SSS 2009-03-13(在线收听

This is Scientific American's 60-Second Science. I'm Cynthia Graber. This will just take a minute.

If you get a scratch, your skin can heal itself. But if your car gets scratched, it stays scratched. Scientists at the University of Southern Mississippi think they may have solved that problem. They’ve developed a new material that can self-heal scratches when exposed to sunlight. They published this research in the March 13th edition of the journal Science.

The new technology first takes polyurethane—the coating on many cars. Then researchers added chitosan—that’s a key polymer in crab and shrimp shells. The final bit thrown into the mix are minute amounts of oxetane rings, with three atoms of carbon and one of oxygen.

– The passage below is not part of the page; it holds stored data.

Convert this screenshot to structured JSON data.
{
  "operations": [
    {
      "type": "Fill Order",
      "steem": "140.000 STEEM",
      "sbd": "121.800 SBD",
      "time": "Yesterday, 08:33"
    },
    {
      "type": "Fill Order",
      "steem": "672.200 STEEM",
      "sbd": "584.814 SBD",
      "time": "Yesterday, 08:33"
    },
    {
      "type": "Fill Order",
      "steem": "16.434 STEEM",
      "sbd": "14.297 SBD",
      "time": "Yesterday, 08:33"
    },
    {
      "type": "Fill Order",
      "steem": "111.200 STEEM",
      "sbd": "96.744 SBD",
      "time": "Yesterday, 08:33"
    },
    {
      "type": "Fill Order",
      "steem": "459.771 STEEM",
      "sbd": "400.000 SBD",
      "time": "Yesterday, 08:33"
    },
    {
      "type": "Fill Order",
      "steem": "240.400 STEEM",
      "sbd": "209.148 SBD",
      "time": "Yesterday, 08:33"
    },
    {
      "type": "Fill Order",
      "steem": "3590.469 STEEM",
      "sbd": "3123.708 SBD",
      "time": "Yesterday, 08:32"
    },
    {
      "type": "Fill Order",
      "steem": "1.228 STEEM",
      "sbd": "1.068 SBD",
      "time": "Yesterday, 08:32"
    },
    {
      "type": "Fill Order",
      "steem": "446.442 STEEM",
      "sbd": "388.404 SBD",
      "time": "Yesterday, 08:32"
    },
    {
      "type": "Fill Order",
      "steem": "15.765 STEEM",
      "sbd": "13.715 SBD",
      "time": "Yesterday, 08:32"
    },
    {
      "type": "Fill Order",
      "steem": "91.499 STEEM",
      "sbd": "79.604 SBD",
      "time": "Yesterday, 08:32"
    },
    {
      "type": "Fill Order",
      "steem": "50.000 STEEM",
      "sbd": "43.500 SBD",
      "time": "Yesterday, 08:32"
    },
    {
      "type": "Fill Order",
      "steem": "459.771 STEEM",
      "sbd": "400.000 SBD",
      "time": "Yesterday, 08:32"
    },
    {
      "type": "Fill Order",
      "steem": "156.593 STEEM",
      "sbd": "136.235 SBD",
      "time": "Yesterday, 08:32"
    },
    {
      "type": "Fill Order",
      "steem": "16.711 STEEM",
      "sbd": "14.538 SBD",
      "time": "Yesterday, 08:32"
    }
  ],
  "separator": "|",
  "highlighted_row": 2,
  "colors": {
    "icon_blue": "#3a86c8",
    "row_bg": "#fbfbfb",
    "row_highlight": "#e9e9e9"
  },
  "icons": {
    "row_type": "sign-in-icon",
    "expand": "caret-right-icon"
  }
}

The researchers are trying to mimic natural processes. Here’s how it works. When there’s a scratch, damaging the molecule, the oxetane ring opens. It has two reactive ends. In sunlight, chitosan breaks into two chains and generates free radicals. Then those chitosan chains link up with the reactive ends of the oxetane, filling in the scratch.

Researchers say this technique is much simpler and more cost-efficient than other attempts at self-healing. So maybe in the future, when your car gets scraped, it’ll be all healed up before you have to spend any of your hard earned scratch.

 

Thanks for the minute for Scientific American's 60-Second Science. I'm Cynthia Graber.